Wednesday, February 17, 2016

The fox and the chooks

"Jesus knows what is coming to him if he keeps pushing ahead on the path he’s on. “Jerusalem, Jerusalem, the city that kills the prophets and stones those who are sent to it!” And then comes a very famous image that is probably a whole lot richer than we normally notice. “Jerusalem, how often have I desired to gather your children together as a hen gathers her brood under her wings, and you were not willing!” We too often hear this line on its own out of context to get the full force of it. What has Jesus just called Herod? A fox. And what does he now call himself? A chook looking after a brood of chicks. We are supposed to hear those two images together. In the paraphrase we heard read earlier, it was a mother swan and a vicious dog because, if I remember rightly, the week it was written there had been a well publicised series of attacks by feral dogs on nesting swans down at Albert Park Lake.

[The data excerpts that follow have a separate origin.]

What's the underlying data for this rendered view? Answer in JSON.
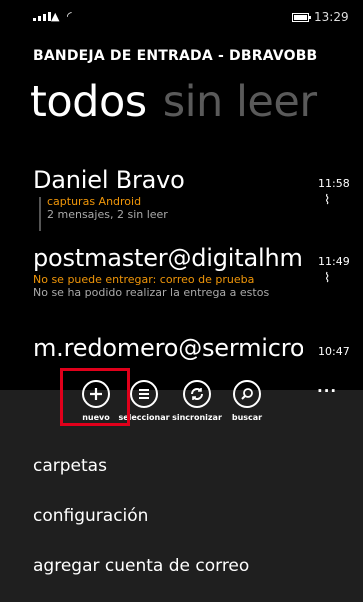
{
  "status": {
    "time": "13:29"
  },
  "account_title": "BANDEJA DE ENTRADA - DBRAVOBB",
  "pivots": {
    "active": "todos",
    "inactive": "sin leer"
  },
  "messages": [
    {
      "sender": "Daniel Bravo",
      "time": "11:58",
      "subject": "capturas Android",
      "preview": "2 mensajes, 2 sin leer",
      "attachment": true
    },
    {
      "sender": "postmaster@digitalhm",
      "time": "11:49",
      "subject": "No se puede entregar: correo de prueba",
      "preview": "No se ha podido realizar la entrega a estos",
      "attachment": true
    },
    {
      "sender": "m.redomero@sermicro",
      "time": "10:47",
      "subject": "",
      "preview": "",
      "attachment": false
    }
  ],
  "appbar": {
    "more": "...",
    "actions": [
      {
        "label": "nuevo",
        "icon": "plus-icon"
      },
      {
        "label": "seleccionar",
        "icon": "list-select-icon"
      },
      {
        "label": "sincronizar",
        "icon": "sync-icon"
      },
      {
        "label": "buscar",
        "icon": "search-icon"
      }
    ],
    "menu": [
      "carpetas",
      "configuración",
      "agregar cuenta de correo"
    ]
  },
  "colors": {
    "accent": "#f09609",
    "highlight": "#e0001b",
    "appbar_bg": "#1f1f1f",
    "inactive_pivot": "#5a5a5a"
  }
}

So here we have Jesus staring down the fox, knowing himself capable of calling down more than twelve legions of angels, but instead offering himself as the one who will absorb the full force of the violence without reciprocating it. He goes clucking into the city that stones prophets with his little brood under his wings while the foxes circle ever closer and the firestorm of hatred and hostility comes raging across the barnyard. Actually, a firestorm may be a helpful image in understanding what Jesus is describing here. No doubt there were plenty of chickens killed by that big grassfire on the northern outskirts on Tuesday, and there are often stories after fires of farmers finding live chicks huddled under the dead burnt bodies of their mothers. That’s what Jesus is saying to you. When the fires of hostility and violence come your way, he longs to be able to throw himself over you and take it all on himself to protect you. “But you were not willing,” he says. We make it impossible for him to shelter us when we are always running away to avoid being too close to the one who doesn’t run away.

But if Jesus wants to protect us so badly, why doesn’t he call down that twelve legions of angels and do just that? After all, usually when a mother chook throws herself protectively over her chicks, the fox or the fire simply take the mother first and the chicks next. The success rate as a protection strategy is very low. Why not the twelve legions of angels, or at least a couple of Acacia’s flying side kicks? A thorough response to that question can’t be jammed into a sermon that has already pretty much done its time, so let me just give one little bit for now. Jesus’ desire to liberate us from violence is not just in the immediate, but always also in the big picture, and Jesus knows that violence can never be defeated by violence. When violence is applied to violence, it always begets more violence. Sometimes it leads to immediate escalation, and sometimes when one side is vastly more powerful, it leads instead to festering resentment that eventually explodes in further violence. Jesus knows that if he calls on the twelve legions of angels to bring more violence into the system, it simply means that there is now more violence in the system and therefore everybody is even more in danger than before. Retaliation and retribution only ever increase the sum total of violence spiralling around in the closed system. There are only two ways that the total volume of violence is ever reduced, and they usually go hand in hand. One is by soaking it up, by absorbing it without returning it. “Jerusalem, how often have I desired to gather your children together as a hen gathers her brood under her wings in the face of the violence of the foxes.” And the other is by injecting the only known antidote to violence into the system, and that is mercy. And those two so often go hand in hand because mercy is at its most potent when it is offered by the immediate victim of the violence."